Living the grey nomad lifestyle sounds romantic, but here are some things to think about before you swap your current home for one with wheels:
- What if you become ill or need emergency medical attention? Make sure you have appropriate insurance cover.
- Can you maintain the vehicle? What if it breaks down out the back o’ Bourke?
- What will you do with your furniture, belongings, and so on? Factor in long-term storage.
- Motor homes and caravans, like cars, depreciate very quickly in value, especially if you’re planning to travel far and wide. When you’ve got the road bug out of your system and want to return to a fixed address, be aware that you may not sell your wheels for as much as you’d like. Of course, this will affect how much you can pay for your next home.
Sea or tree change
A sea or tree change can give you a nice lifestyle in a relaxed environment away from the hustle and bustle of the city life.
But at the risk of stating the obvious, before you choose your new town, do your research. Consider things such as the weather, transport facilities, how easy it will be for family and friends to visit, and the quality and accessibility of health services.
It’s a good idea to ‘try before you buy’ so why not rent for six to twelve months to make sure that your chosen location is really what you want.

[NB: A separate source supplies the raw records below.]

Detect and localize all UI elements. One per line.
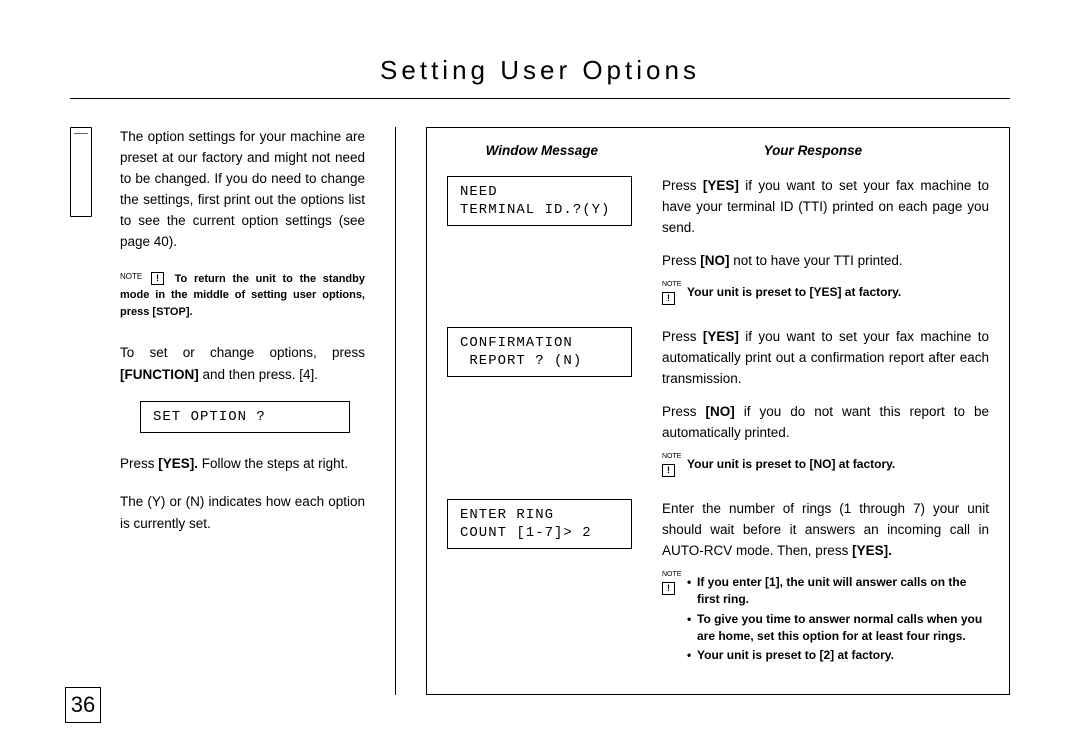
page-title: Setting User Options <box>70 55 1010 86</box>
header-your-response: Your Response <box>637 143 989 158</box>
preset-note: NOTE ! Your unit is preset to [YES] at f… <box>662 284 989 301</box>
book-spine-icon <box>70 127 92 217</box>
note-bullets: If you enter [1], the unit will answer c… <box>687 574 989 665</box>
alert-icon: ! <box>662 292 675 305</box>
header-window-message: Window Message <box>447 143 637 158</box>
page-number: 36 <box>65 687 101 723</box>
title-rule <box>70 98 1010 99</box>
response-text: Press [YES] if you want to set your fax … <box>662 327 989 390</box>
response-text: Press [NO] not to have your TTI printed. <box>662 251 989 272</box>
alert-icon: ! <box>662 464 675 477</box>
standby-note: NOTE ! To return the unit to the standby… <box>120 271 365 321</box>
option-row: NEED TERMINAL ID.?(Y) Press [YES] if you… <box>447 176 989 307</box>
lcd-set-option: SET OPTION ? <box>140 401 350 433</box>
instruction-2: Press [YES]. Follow the steps at right. <box>120 453 365 475</box>
preset-note: NOTE ! Your unit is preset to [NO] at fa… <box>662 456 989 473</box>
response-text: Enter the number of rings (1 through 7) … <box>662 499 989 562</box>
lcd-terminal-id: NEED TERMINAL ID.?(Y) <box>447 176 632 226</box>
note-label: NOTE <box>120 272 142 281</box>
alert-icon: ! <box>151 272 164 285</box>
alert-icon: ! <box>662 582 675 595</box>
option-row: ENTER RING COUNT [1-7]> 2 Enter the numb… <box>447 499 989 671</box>
intro-paragraph: The option settings for your machine are… <box>120 127 365 253</box>
left-column: The option settings for your machine are… <box>70 127 365 695</box>
column-divider <box>395 127 396 695</box>
response-text: Press [NO] if you do not want this repor… <box>662 402 989 444</box>
instruction-3: The (Y) or (N) indicates how each option… <box>120 491 365 534</box>
preset-note: NOTE ! If you enter [1], the unit will a… <box>662 574 989 665</box>
instruction-1: To set or change options, press [FUNCTIO… <box>120 342 365 385</box>
right-column: Window Message Your Response NEED TERMIN… <box>426 127 1010 695</box>
response-text: Press [YES] if you want to set your fax … <box>662 176 989 239</box>
option-row: CONFIRMATION REPORT ? (N) Press [YES] if… <box>447 327 989 479</box>
lcd-confirmation: CONFIRMATION REPORT ? (N) <box>447 327 632 377</box>
table-header: Window Message Your Response <box>447 143 989 158</box>
lcd-ring-count: ENTER RING COUNT [1-7]> 2 <box>447 499 632 549</box>
title-section: Setting User Options <box>70 55 1010 99</box>
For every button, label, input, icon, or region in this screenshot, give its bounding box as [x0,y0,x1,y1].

Moving overseas is growing in popularity as retirees look for ways to stretch their budgets and enjoy a good standard of living. While living on the pension in Australia often means a modest lifestyle, this isn’t the case in many lower-cost countries. There are thousands of retired Australians living in Bali, Thailand and Malaysia and using their age pension to largely cover their costs.
Before you start planning your move, make sure to check the quality of health services in your country of choice. And be aware that the government may restrict access to the age pension for retirees living overseas in the future.